The use of AWS Lambda versioning and Aliases are the safest way to manage and deploy Lambda functions. You can split your production and development environment easily. You won’t affecting users of the stable production version. The default version thereby is always called $LATEST. The workflow is as follows:

  1. You make changes to your existing Lambda function and deploy it, all changes will be deployed on version $LATEST.
  2. Afterwards you can publish a new version.
  3. If you are using an Alias you can point it to the new version.

Let’s give it a try!

First of all delete the previously created API Gateway trigger by selecting it on the overview visualization and click on delete after checking it’s box. Then go back to your Lambda function and make some changes in the code, you can just change the output inside the body attribute. Click on deploy to update version $LATEST.

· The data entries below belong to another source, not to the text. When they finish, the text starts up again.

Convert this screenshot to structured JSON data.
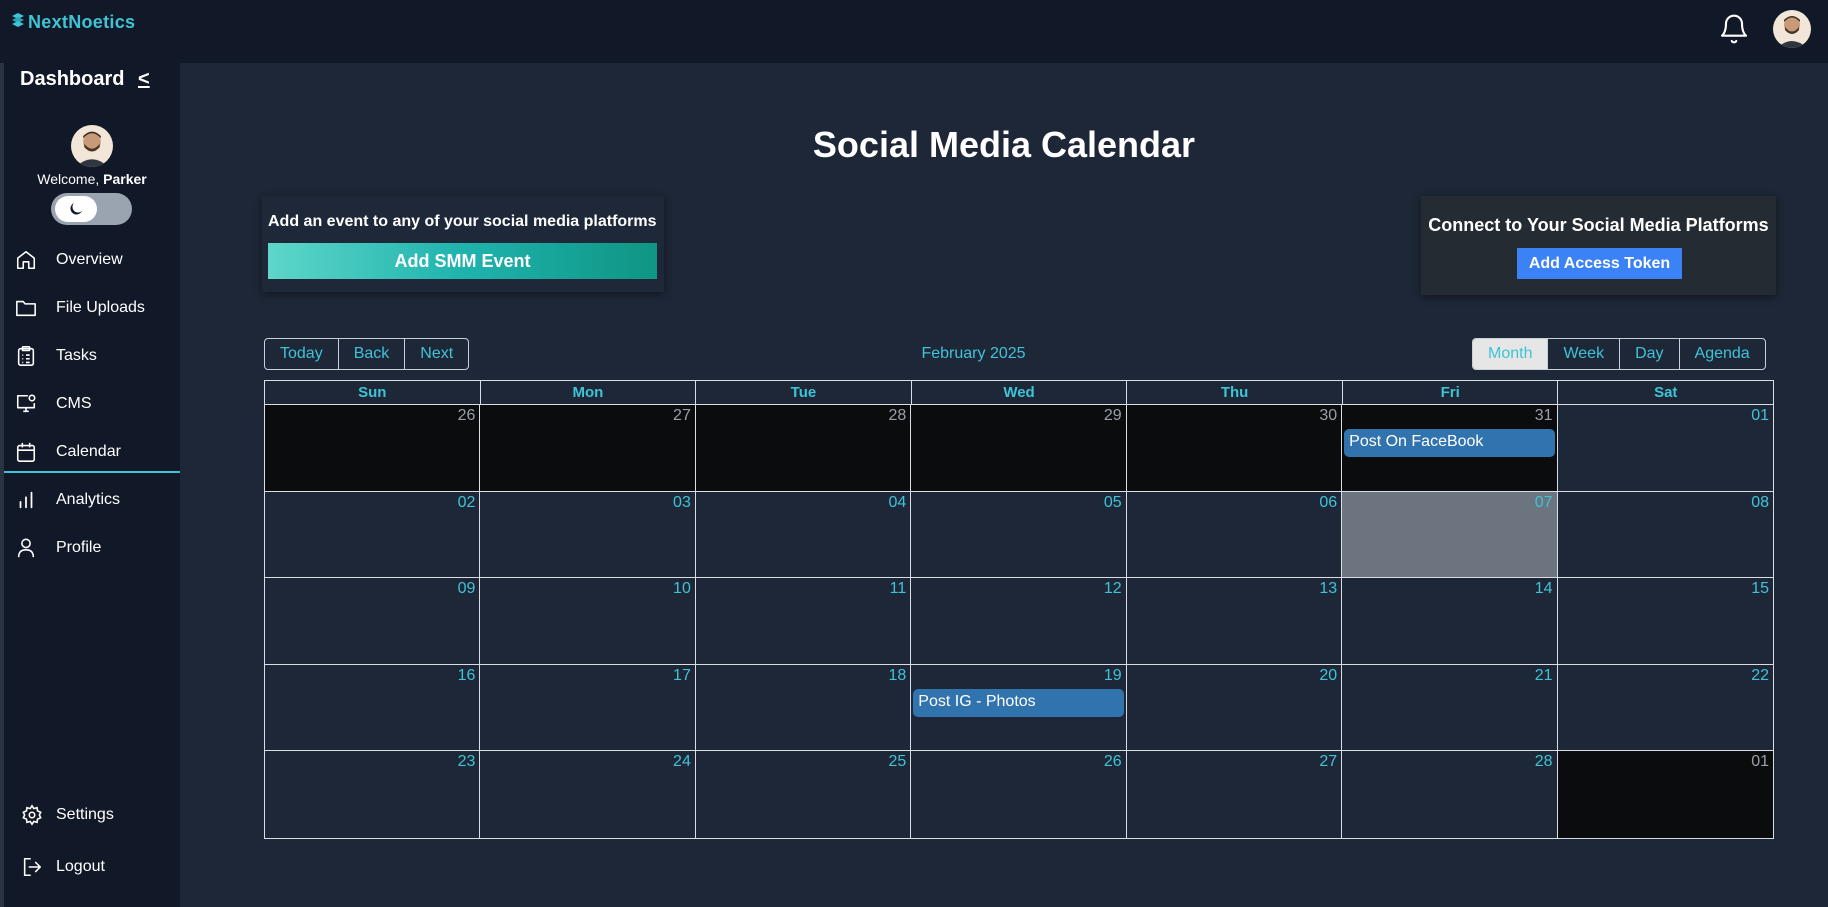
{
  "app": {
    "brand": "NextNoetics"
  },
  "sidebar": {
    "title": "Dashboard",
    "collapse_label": "<",
    "welcome_prefix": "Welcome,",
    "user_name": "Parker",
    "items": [
      {
        "label": "Overview",
        "icon": "home-icon"
      },
      {
        "label": "File Uploads",
        "icon": "folder-icon"
      },
      {
        "label": "Tasks",
        "icon": "clipboard-icon"
      },
      {
        "label": "CMS",
        "icon": "monitor-icon"
      },
      {
        "label": "Calendar",
        "icon": "calendar-icon",
        "active": true
      },
      {
        "label": "Analytics",
        "icon": "bar-chart-icon"
      },
      {
        "label": "Profile",
        "icon": "user-icon"
      }
    ],
    "settings_label": "Settings",
    "logout_label": "Logout"
  },
  "main": {
    "title": "Social Media Calendar",
    "add_event_text": "Add an event to any of your social media platforms",
    "add_event_button": "Add SMM Event",
    "connect_text": "Connect to Your Social Media Platforms",
    "access_token_button": "Add Access Token"
  },
  "calendar": {
    "nav": [
      "Today",
      "Back",
      "Next"
    ],
    "month_label": "February 2025",
    "views": [
      "Month",
      "Week",
      "Day",
      "Agenda"
    ],
    "active_view": "Month",
    "weekdays": [
      "Sun",
      "Mon",
      "Tue",
      "Wed",
      "Thu",
      "Fri",
      "Sat"
    ],
    "weeks": [
      [
        "26",
        "27",
        "28",
        "29",
        "30",
        "31",
        "01"
      ],
      [
        "02",
        "03",
        "04",
        "05",
        "06",
        "07",
        "08"
      ],
      [
        "09",
        "10",
        "11",
        "12",
        "13",
        "14",
        "15"
      ],
      [
        "16",
        "17",
        "18",
        "19",
        "20",
        "21",
        "22"
      ],
      [
        "23",
        "24",
        "25",
        "26",
        "27",
        "28",
        "01"
      ]
    ],
    "events": {
      "Post On FaceBook": "0-5",
      "Post IG - Photos": "3-3"
    },
    "event_labels": [
      "Post On FaceBook",
      "Post IG - Photos"
    ]
  },
  "colors": {
    "accent": "#3fc3d6",
    "event": "#3174ad",
    "today_cell": "#6c7480",
    "off_range_cell": "#0b0c0e",
    "token_button": "#3b82f6"
  }
}
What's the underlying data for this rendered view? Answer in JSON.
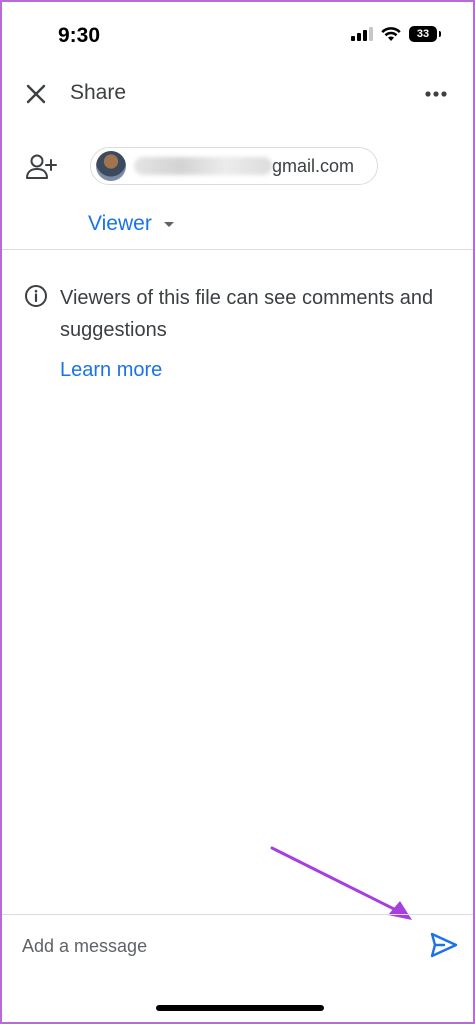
{
  "status_bar": {
    "time": "9:30",
    "battery_level": "33",
    "signal_bars_active": 3,
    "icons": [
      "signal-icon",
      "wifi-icon",
      "battery-icon"
    ]
  },
  "header": {
    "title": "Share",
    "close_icon": "close-icon",
    "more_icon": "more-horizontal-icon"
  },
  "recipient": {
    "email_visible_part": "gmail.com",
    "add_person_icon": "add-person-icon"
  },
  "role": {
    "selected": "Viewer"
  },
  "info": {
    "text": "Viewers of this file can see comments and suggestions",
    "link": "Learn more",
    "icon": "info-icon"
  },
  "message": {
    "placeholder": "Add a message",
    "value": "",
    "send_icon": "send-icon"
  },
  "colors": {
    "accent": "#1a73e8",
    "annotation_arrow": "#a63fe0",
    "frame_border": "#b86ad9"
  }
}
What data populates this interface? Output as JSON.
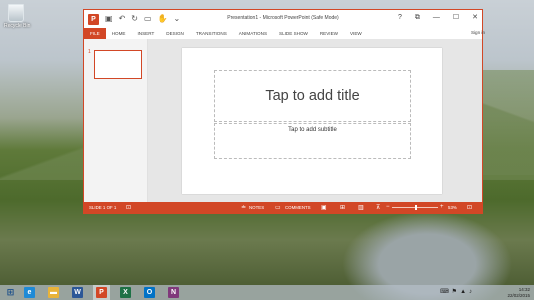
{
  "desktop": {
    "recycle_bin_label": "Recycle Bin"
  },
  "window": {
    "title": "Presentation1 - Microsoft PowerPoint (Safe Mode)",
    "app_icon_letter": "P",
    "quick_access": [
      "save-icon",
      "undo-icon",
      "redo-icon",
      "present-icon",
      "touch-mode-icon",
      "customize-icon"
    ],
    "controls": {
      "help": "?",
      "ribbon_display": "⧉",
      "minimize": "—",
      "maximize": "☐",
      "close": "✕"
    }
  },
  "ribbon": {
    "file_tab": "FILE",
    "tabs": [
      "HOME",
      "INSERT",
      "DESIGN",
      "TRANSITIONS",
      "ANIMATIONS",
      "SLIDE SHOW",
      "REVIEW",
      "VIEW"
    ],
    "sign_in": "Sign in"
  },
  "thumbnails": {
    "slide_number": "1"
  },
  "slide": {
    "title_placeholder": "Tap to add title",
    "subtitle_placeholder": "Tap to add subtitle"
  },
  "status": {
    "slide_info": "SLIDE 1 OF 1",
    "notes": "NOTES",
    "comments": "COMMENTS",
    "zoom_minus": "−",
    "zoom_plus": "+",
    "zoom_level": "53%",
    "zoom_fraction": 0.53
  },
  "taskbar": {
    "apps": [
      {
        "name": "ie-icon",
        "glyph": "e",
        "color": "#1e8ad6"
      },
      {
        "name": "file-explorer-icon",
        "glyph": "▬",
        "color": "#e8b33a"
      },
      {
        "name": "word-icon",
        "glyph": "W",
        "color": "#2b5797"
      },
      {
        "name": "powerpoint-icon",
        "glyph": "P",
        "color": "#d24726"
      },
      {
        "name": "excel-icon",
        "glyph": "X",
        "color": "#1e7145"
      },
      {
        "name": "outlook-icon",
        "glyph": "O",
        "color": "#0072c6"
      },
      {
        "name": "onenote-icon",
        "glyph": "N",
        "color": "#80397b"
      }
    ],
    "time": "14:32",
    "date": "22/02/2015"
  }
}
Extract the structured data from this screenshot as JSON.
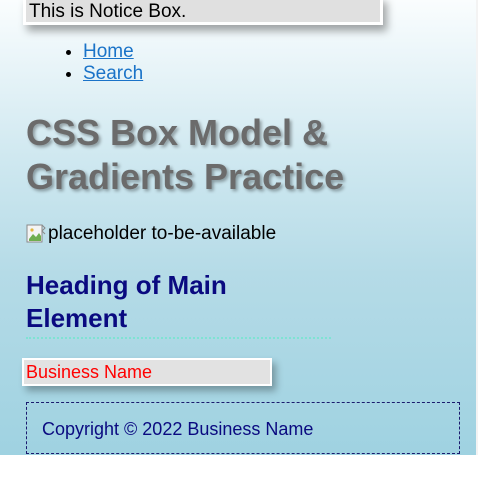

Deploying code updates - image by author
Deploying code updates – image by author

On the top right corner is a drop down button called “Actions”, click it and hit “Publish new version”! A description is optional, just make sure to click on “Publish”.

Create new AWS Lambda version - image by author
Create new AWS Lambda version – image by author

You have created a new version! You can see it in the path on top where it says “Version: 1” in your case. Now go back to version $LATEST by selecting samplefunction in the top path.

AWS Lambda version path - image by author
AWS Lambda version path – image by author

You can now create an Alias by selecting the tab Aliases in the navigation bar below the visualization overview.

AWS Lambda aliases - image by author
AWS Lambda aliases – image by author

Hit on “Create alias”, give it a name, add a description and select your newly created version to it in the drop down and submit it.

Create alias - image by author
Create alias – image by author

This time you are inside of your alias which is pointing to a specific version. As you want also to test the lambda function, go ahead and create an API Gateway trigger inside of the alias as before. If done so, test the function by pasting the API endpoint into a browser tab, you should see the new output.

New version output - image by author
New version output – image by author

Okay, lets make another change to the lambda function! First, go back to version $LATEST and edit for example the body text again. Deploy the changes and publish another version. Go back to version $LATEST and navigate to the tab Aliases. Select your alias and click on edit, then point it to the newly created version.

Edit alias - image by author
Edit alias – image by author

If you execute the API endpoint again, you should see the latest output of your code.

Second version output - image by author
Second version output – image by author

And that’s how versioning with aliases works! I hope you got a sense of it. It is quite handy to maintain separate aliases for example for a development, testing and production environment, to avoid failures on freshly published updates.